What should have been a three-hour trip took eight.
“I was just so scarred for life,” San said, laughing, in a recent phone interview. “I decided, you know, I think this is the universe telling me that battling is not for me.”
And yet, San is in Toronto this week to watch — and judge — as talented young DJs put themselves through those familiar paces at the Red Bull Thre3style World DJ Championships, which run this week with a winner to be crowned Saturday at Toronto’s Kool Haus. More than 20 DJs from around the world are competing, with Quebec City’s Adam Doubleyou representing Canada.
Perhaps unsurprisingly, San identifies with the competitors and won’t be too punitive about small mistakes.
“I know how hard these kids practise. It’s essentially like Olympic level. They’ll be doing the same six-to-15-minute routine for six months now. So a lot of things — wobbliness, skipping — I’m not going to dock points for something like that. I might even give points if they are able to recover from it fluidly.”

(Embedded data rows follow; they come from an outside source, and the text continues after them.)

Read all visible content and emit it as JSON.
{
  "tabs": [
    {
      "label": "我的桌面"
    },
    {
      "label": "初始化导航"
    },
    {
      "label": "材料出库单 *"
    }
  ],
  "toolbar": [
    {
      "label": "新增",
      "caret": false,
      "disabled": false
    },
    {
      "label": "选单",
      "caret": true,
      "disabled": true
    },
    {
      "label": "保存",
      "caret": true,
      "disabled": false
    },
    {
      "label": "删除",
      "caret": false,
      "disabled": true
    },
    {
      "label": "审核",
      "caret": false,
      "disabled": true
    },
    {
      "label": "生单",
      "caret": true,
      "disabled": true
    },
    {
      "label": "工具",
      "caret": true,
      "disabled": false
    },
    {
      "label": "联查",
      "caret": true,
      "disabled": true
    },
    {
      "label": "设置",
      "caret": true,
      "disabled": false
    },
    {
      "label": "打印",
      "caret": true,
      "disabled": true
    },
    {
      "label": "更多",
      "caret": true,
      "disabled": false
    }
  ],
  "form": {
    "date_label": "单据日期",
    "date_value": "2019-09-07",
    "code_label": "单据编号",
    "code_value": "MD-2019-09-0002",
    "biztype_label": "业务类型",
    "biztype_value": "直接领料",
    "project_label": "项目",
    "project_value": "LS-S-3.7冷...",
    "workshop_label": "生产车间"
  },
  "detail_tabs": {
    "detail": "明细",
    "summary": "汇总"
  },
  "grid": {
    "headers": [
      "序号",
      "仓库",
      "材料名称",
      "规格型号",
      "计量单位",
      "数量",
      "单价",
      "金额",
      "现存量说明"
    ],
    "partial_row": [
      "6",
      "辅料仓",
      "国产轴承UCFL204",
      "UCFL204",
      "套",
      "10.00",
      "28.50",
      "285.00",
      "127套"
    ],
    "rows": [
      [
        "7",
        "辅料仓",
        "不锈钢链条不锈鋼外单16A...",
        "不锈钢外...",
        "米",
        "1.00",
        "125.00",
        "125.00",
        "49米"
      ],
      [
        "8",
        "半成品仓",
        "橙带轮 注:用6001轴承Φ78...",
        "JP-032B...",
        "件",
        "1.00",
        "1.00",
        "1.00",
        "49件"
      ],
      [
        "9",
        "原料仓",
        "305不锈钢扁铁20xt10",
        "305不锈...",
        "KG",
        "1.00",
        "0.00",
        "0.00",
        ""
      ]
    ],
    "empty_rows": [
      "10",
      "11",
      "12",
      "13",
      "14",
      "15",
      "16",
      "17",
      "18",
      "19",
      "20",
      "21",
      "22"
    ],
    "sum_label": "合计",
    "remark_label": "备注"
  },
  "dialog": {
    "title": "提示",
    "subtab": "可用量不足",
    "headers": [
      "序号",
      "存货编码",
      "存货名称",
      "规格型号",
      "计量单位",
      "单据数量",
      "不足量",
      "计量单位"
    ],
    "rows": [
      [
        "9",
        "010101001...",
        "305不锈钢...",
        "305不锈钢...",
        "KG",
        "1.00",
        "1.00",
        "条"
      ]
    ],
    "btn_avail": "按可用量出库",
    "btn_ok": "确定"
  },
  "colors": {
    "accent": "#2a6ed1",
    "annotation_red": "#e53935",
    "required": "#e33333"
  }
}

As blissfully brief as his battling career was, San recalls his own agonizingly intense rehearsal routines.
“I do remember the stakes,” said San, who in addition to an accomplished solo career has performed with Radiohead, the Preservation Hall Jazz Band and, most recently, worked as part of the cult-hero hip-hop trio Deltron 3030.
“We would literally practise for hours the same six-minute routine, which is fine for us because we were working on it, but I remember, like, our girlfriends were hanging around. Wow, they must have been slowly going insane.”
If there’s someone who might understand how San felt, it’s fellow Montreal DJ A-Trak, the one-time phenom who became the youngest-ever champ at the DMC World DJ Championships in 1997 at the tender age of 15.
“When I won, that really put my name on the map overnight,” recalled the DJ, whose real name is Alain Macklovitch.
Back then, battles were a more prominent part of hip-hop lore. Even though DJing is much, much bigger now as a scene, there was a unique focus on turntablism technique in the ’90s, and Macklovitch points out that casual fans would have been familiar with such fellow champs as Q-Bert and Roc Raida.
Macklovitch, also a judge at the Thre3style competition, says that his criteria has thus evolved.
“There’s such a saturation with DJing in general, so originality might be the most important thing,” said A-Trak, who has recorded with Kanye West and co-founded the influential Fool’s Gold record label in 2007.
“Back then, skills and technique reigned supreme. Nowadays, I think a lot of people have mastered a certain amount of technique. There’s no longer a select handful of guys who know how to do a couple tricks.
“It’s definitely a balance of originality and really just style in general,” he added.
San agrees, and points out that since the competing DJs have a full 15 minutes to create their sets, he’ll be watching for whether the hopefuls create “space and tension.” He points out that when he started playing in bands, “they had to crack (his) head open” to realize that “sometimes restraint is the place.”
But with his decades-old battle scars still visible, he won’t be judging too harshly.
“I’ll probably just give everybody straight As for effort,” he said with a chuckle.
“I always assume if I don’t like something it’s because I don’t understand it yet. But again, I think if people are up there and doing their thing, then I support it.”